# ML - Fall 2023 - Practical Homework

## Practical Homework 6 - KMeans and PCA

Student Name: Parham Rezaei

Student Number: 400108547

# Phase 0: Introduction

**In this assignment, you will develop K-means and PCA algorithm to perform data segmentation. The dataset contains behavioral variables of customers such as Balance, Purchases, etc. Your task is to make a model to segment the same customers into the clusters.**

In [None]:
# essential packages
import numpy as np
import pandas as pd
from matplotlib import pyplot as plt
import seaborn as sns

from sklearn.decomposition import PCA
from sklearn.cluster import KMeans
from sklearn.manifold import TSNE
from sklearn.preprocessing import StandardScaler
from sklearn.metrics import silhouette_samples, silhouette_score
from yellowbrick.cluster import KElbowVisualizer, SilhouetteVisualizer
from sklearn.model_selection import train_test_split
from sklearn import metrics

import warnings
warnings.filterwarnings("ignore")

# add any other packages that you may need here

In [None]:
!wget -O https://www.dropbox.com/scl/fi/vcejtazdshv8dnhbnfxc7/dataset.csv?rlkey=zauavuzjf5jzmdoqtorkmrkzk&dl=1

# Phase 1: Explore

## Sec 1: Load and Explore the given dataset (P1-Sec1: 25 Points)
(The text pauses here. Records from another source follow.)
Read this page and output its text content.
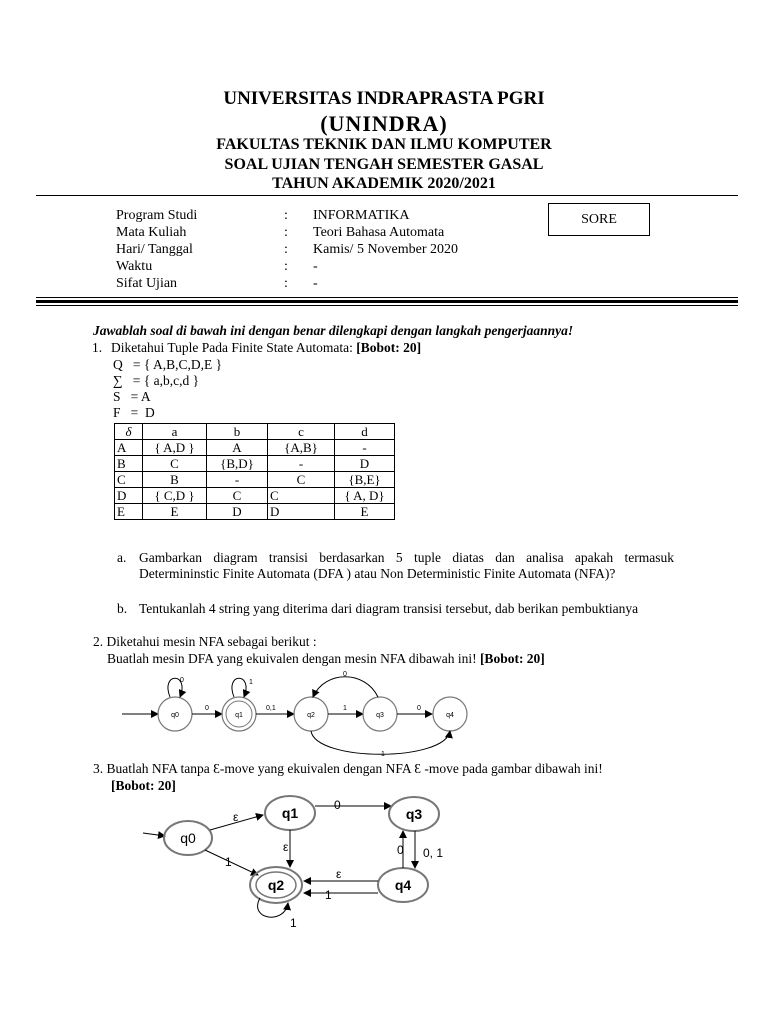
UNIVERSITAS INDRAPRASTA PGRI
(UNINDRA)
FAKULTAS TEKNIK DAN ILMU KOMPUTER
SOAL UJIAN TENGAH SEMESTER GASAL
TAHUN AKADEMIK 2020/2021
Program Studi	: INFORMATIKA
Mata Kuliah	: Teori Bahasa Automata
Hari/ Tanggal	: Kamis/ 5 November 2020
Waktu	: -
Sifat Ujian	: -
SORE
Jawablah soal di bawah ini dengan benar dilengkapi dengan langkah pengerjaannya!
1. Diketahui Tuple Pada Finite State Automata: [Bobot: 20]
Q   = { A,B,C,D,E }
∑   = { a,b,c,d }
S   = A
F   =  D
δ	a	b	c	d
A	{ A,D }	A	{A,B}	-
B	C	{B,D}	-	D
C	B	-	C	{B,E}
D	{ C,D }	C	C	{ A, D}
E	E	D	D	E
a. Gambarkan diagram transisi berdasarkan 5 tuple diatas dan analisa apakah termasuk Determininstic Finite Automata (DFA ) atau Non Deterministic Finite Automata (NFA)?
b. Tentukanlah 4 string yang diterima dari diagram transisi tersebut, dab berikan pembuktianya
2. Diketahui mesin NFA sebagai berikut :
Buatlah mesin DFA yang ekuivalen dengan mesin NFA dibawah ini! [Bobot: 20]
q0
0
0
q1
1
0,1
q2
1
q3
0
0
q4
1
q0
ε	q1	0
q3
ε
1
q2
1
q4
ε
1
0 0, 1
3. Buatlah NFA tanpa Ɛ-move yang ekuivalen dengan NFA Ɛ -move pada gambar dibawah ini!
[Bobot: 20]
Load the dataset and display the first 10 rows of dataset. **(P1-1-1: 2 points)**

In [None]:
df = pd.read_csv('dataset.csv')
df.head(10)

Print the column names and number of data samples. **(P1-1-2: 1 points)**

In [None]:
print(f"column names: {df.columns}")
print(f"number of data samples: {len(df)}")

Identify the columns that contain nan values. **(P1-1-3: 2 points)**

In [None]:
print(f"columns with nan values: {df.columns[df.isnull().any()].tolist()}")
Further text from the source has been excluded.